Мать была рядом. Она всегда была рядом. Куда бы я не пошел, где бы не пытался скрыться от этой вездесущей матушки, она всегда была рядом.
Ее голос был мягок и приятен на слух. Даже когда она кричала во всю силу, пытаясь окликнуть меня убегающего прочь в высокие шеренги длинной, как копья, кукурузы, ее голосок никогда не переходил на хрип. Он струной звенел у нее в груди и, вырываясь наружу, пролетал над полем, добираясь до меня куда бы я не скрылся.
Я пытался убежать от него. Убегал все дальше и дальше. Порой расстояние было таким, что самого дома и людей, с такого расстояния превратившихся в едва заметные черные точки, было уже не видать, но мой слух все равно улавливал это звонкие и такие приятные нотки ее голоска.

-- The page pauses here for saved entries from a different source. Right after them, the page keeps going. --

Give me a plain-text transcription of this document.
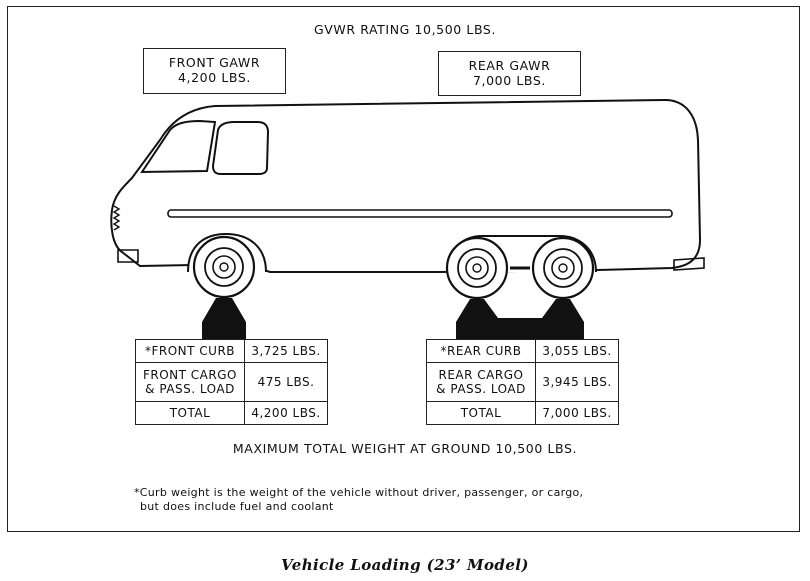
GVWR RATING 10,500 LBS.
FRONT GAWR
4,200 LBS.
REAR GAWR
7,000 LBS.
*FRONT CURB	3,725 LBS.
FRONT CARGO
& PASS. LOAD	475 LBS.
TOTAL	4,200 LBS.
*REAR CURB	3,055 LBS.
REAR CARGO
& PASS. LOAD	3,945 LBS.
TOTAL	7,000 LBS.
MAXIMUM TOTAL WEIGHT AT GROUND 10,500 LBS.
*Curb weight is the weight of the vehicle without driver, passenger, or cargo,
but does include fuel and coolant
Vehicle Loading (23’ Model)
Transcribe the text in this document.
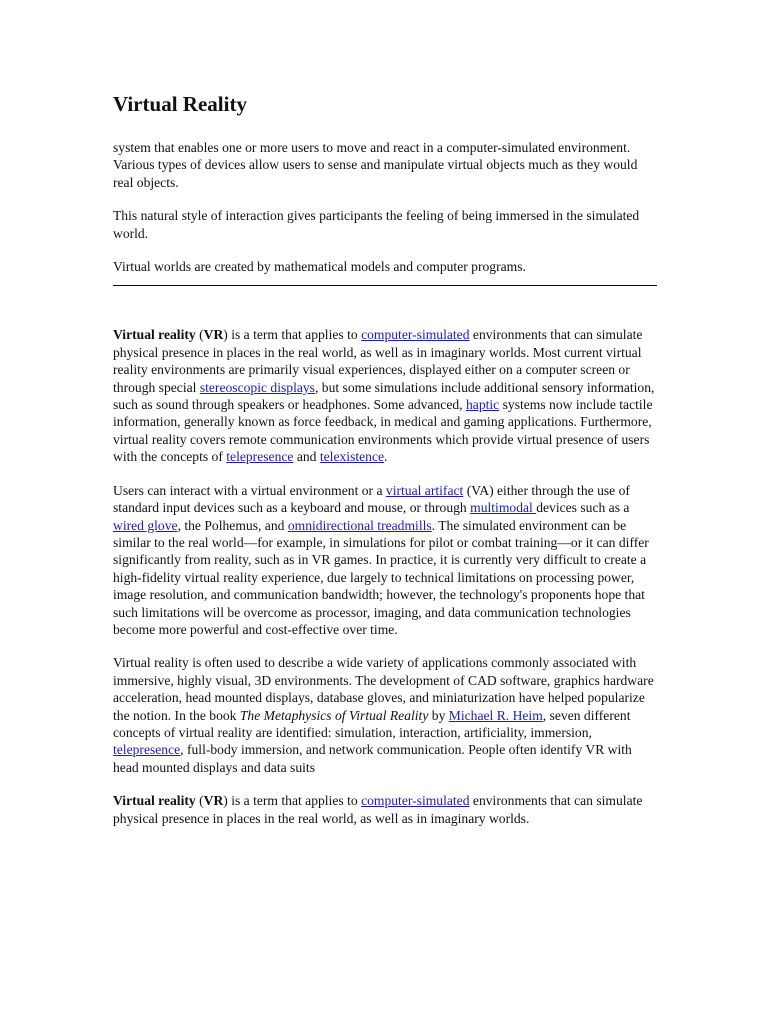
Virtual Reality

system that enables one or more users to move and react in a computer-simulated environment. Various types of devices allow users to sense and manipulate virtual objects much as they would real objects.

This natural style of interaction gives participants the feeling of being immersed in the simulated world.

Virtual worlds are created by mathematical models and computer programs.

Virtual reality (VR) is a term that applies to computer-simulated environments that can simulate physical presence in places in the real world, as well as in imaginary worlds. Most current virtual reality environments are primarily visual experiences, displayed either on a computer screen or through special stereoscopic displays, but some simulations include additional sensory information, such as sound through speakers or headphones. Some advanced, haptic systems now include tactile information, generally known as force feedback, in medical and gaming applications. Furthermore, virtual reality covers remote communication environments which provide virtual presence of users with the concepts of telepresence and telexistence.

Users can interact with a virtual environment or a virtual artifact (VA) either through the use of standard input devices such as a keyboard and mouse, or through multimodal devices such as a wired glove, the Polhemus, and omnidirectional treadmills. The simulated environment can be similar to the real world—for example, in simulations for pilot or combat training—or it can differ significantly from reality, such as in VR games. In practice, it is currently very difficult to create a high-fidelity virtual reality experience, due largely to technical limitations on processing power, image resolution, and communication bandwidth; however, the technology's proponents hope that such limitations will be overcome as processor, imaging, and data communication technologies become more powerful and cost-effective over time.

Virtual reality is often used to describe a wide variety of applications commonly associated with immersive, highly visual, 3D environments. The development of CAD software, graphics hardware acceleration, head mounted displays, database gloves, and miniaturization have helped popularize the notion. In the book The Metaphysics of Virtual Reality by Michael R. Heim, seven different concepts of virtual reality are identified: simulation, interaction, artificiality, immersion, telepresence, full-body immersion, and network communication. People often identify VR with head mounted displays and data suits

Virtual reality (VR) is a term that applies to computer-simulated environments that can simulate physical presence in places in the real world, as well as in imaginary worlds.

Сегодня был вторник. Самый страшный день в недели, когда я проклинал все и даже не пытался убегать из дома. Дверь всегда была открыта — так любил мой отец, который с самого утра, вставая ни свет ни заря, направлялся на юг в скотобойню, где работал всю свою сознательную жизнь. Этот маленький бизнес, как он сам говорил неоднократно, был той единственной опорой для семьи, которая позволяла нам хоть как-то сводить концы с концами, отбиваясь от настырных кредиторов, закладывая каждый вторник по одному — двух телят.
«Мы вложили сюда гораздо больше, чем несколько десятков тысяч, мой сын. Мы вложили собственный труд и время. Вещи, которые в отличие от денег невозможно вернуть. Здесь все и ты должен меня понять.»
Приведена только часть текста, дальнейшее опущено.